From: Tang Chen <tangchen@cn.fujitsu.com>
To: Tejun Heo <tj@kernel.org>
Cc: Tang Chen <imtangchen@gmail.com>,
"H. Peter Anvin" <hpa@zytor.com>,
robert.moore@intel.com, lv.zheng@intel.com, rjw@sisk.pl,
lenb@kernel.org, tglx@linutronix.de, mingo@elte.hu,
akpm@linux-foundation.org, trenn@suse.de, yinghai@kernel.org,
jiang.liu@huawei.com, wency@cn.fujitsu.com, laijs@cn.fujitsu.com,
isimatu.yasuaki@jp.fujitsu.com, izumi.taku@jp.fujitsu.com,
mgorman@suse.de, minchan@kernel.org, mina86@mina86.com,
gong.chen@linux.intel.com, vasilis.liaskovitis@profitbricks.com,
lwoodman@redhat.com, riel@redhat.com, jweiner@redhat.com,
prarit@redhat.com, zhangyanfei@cn.fujitsu.com,
yanghy@cn.fujitsu.com, x86@kernel.org, linux-doc@vger.kernel.org,
linux-kernel@vger.kernel.org, linux-mm@kvack.org,
linux-acpi@vger.kernel.org, "Luck,
Tony (tony.luck@intel.com)" <tony.luck@intel.com>
Subject: Re: [PATCH part5 0/7] Arrange hotpluggable memory as ZONE_MOVABLE.
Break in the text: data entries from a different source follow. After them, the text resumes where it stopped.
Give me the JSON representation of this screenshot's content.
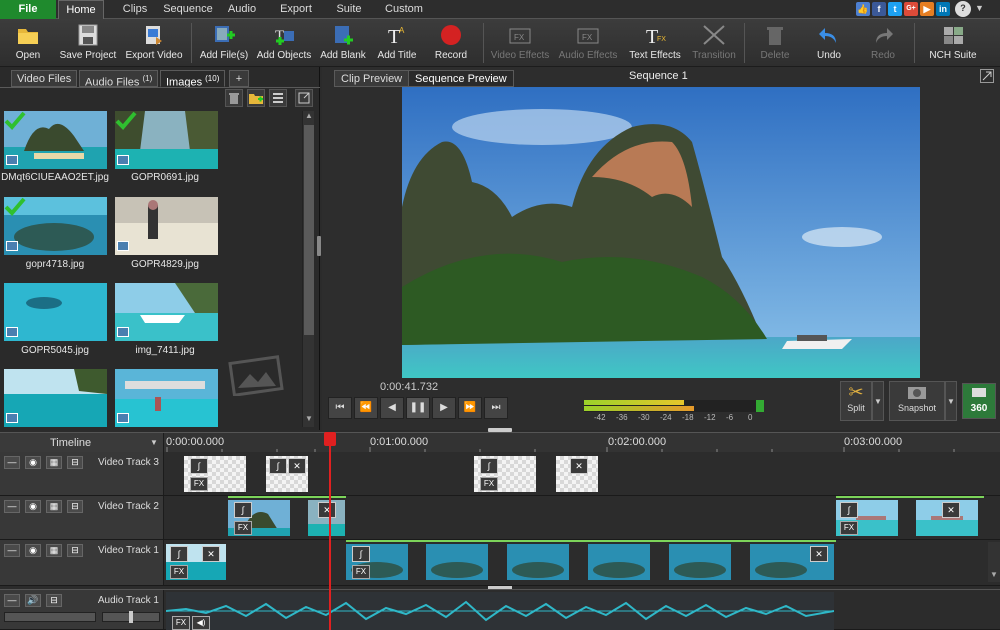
{
  "menu": {
    "tabs": [
      "File",
      "Home",
      "Clips",
      "Sequence",
      "Audio",
      "Export",
      "Suite",
      "Custom"
    ],
    "active": "Home"
  },
  "social": [
    "f",
    "t",
    "G+",
    "▶",
    "in"
  ],
  "toolbar": {
    "open": "Open",
    "save_project": "Save Project",
    "export_video": "Export Video",
    "add_files": "Add File(s)",
    "add_objects": "Add Objects",
    "add_blank": "Add Blank",
    "add_title": "Add Title",
    "record": "Record",
    "video_effects": "Video Effects",
    "audio_effects": "Audio Effects",
    "text_effects": "Text Effects",
    "transition": "Transition",
    "delete": "Delete",
    "undo": "Undo",
    "redo": "Redo",
    "nch_suite": "NCH Suite"
  },
  "media_tabs": {
    "video_files": "Video Files",
    "audio_files": "Audio Files",
    "audio_count": "(1)",
    "images": "Images",
    "images_count": "(10)",
    "add": "+"
  },
  "images": [
    {
      "name": "DMqt6CIUEAAO2ET.jpg",
      "checked": true
    },
    {
      "name": "GOPR0691.jpg",
      "checked": true
    },
    {
      "name": "gopr4718.jpg",
      "checked": true
    },
    {
      "name": "GOPR4829.jpg",
      "checked": false
    },
    {
      "name": "GOPR5045.jpg",
      "checked": false
    },
    {
      "name": "img_7411.jpg",
      "checked": false
    },
    {
      "name": "",
      "checked": false
    },
    {
      "name": "",
      "checked": false
    }
  ],
  "preview": {
    "clip_tab": "Clip Preview",
    "sequence_tab": "Sequence Preview",
    "sequence_name": "Sequence 1",
    "timecode": "0:00:41.732",
    "meter_labels": [
      "-42",
      "-36",
      "-30",
      "-24",
      "-18",
      "-12",
      "-6",
      "0"
    ],
    "split": "Split",
    "snapshot": "Snapshot",
    "deg360": "360"
  },
  "timeline": {
    "label": "Timeline",
    "ticks": [
      "0:00:00.000",
      "0:01:00.000",
      "0:02:00.000",
      "0:03:00.000"
    ],
    "tracks": [
      "Video Track 3",
      "Video Track 2",
      "Video Track 1",
      "Audio Track 1"
    ],
    "fx": "FX"
  }
}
Date: Tue, 13 Aug 2013 17:56:46 +0800 [thread overview]
Message-ID: <520A02DE.1010908@cn.fujitsu.com> (raw)
In-Reply-To: <5209CEC1.8070908@cn.fujitsu.com>
Hi tj,
When doing the "near kernel memory allocation", I have something
about memblock that I need you to comfirm.
1. First of all, memblock is platform independent. Different platforms
have different ways to store kernel image address. So I don't think
we can obtain the kernel image address on memblock side, right ?
If so, then we need to pass kernel image address to memblock. But...
2. There are several places calling memblock_find_in_range_node() to
allocate memory before SRAT parsed.
early_reserve_e820_mpc_new()
reserve_real_mode()
init_mem_mapping()
setup_log_buf()
relocate_initrd()
acpi_initrd_override()
reserve_crashkernel()
Maybe more, I didn't find out.
And in the future, maybe someone will add code to allocate memory
before SRAT parsed. So I don't think we should pass kernel image
addr to them one by one. It will modify a lot of things.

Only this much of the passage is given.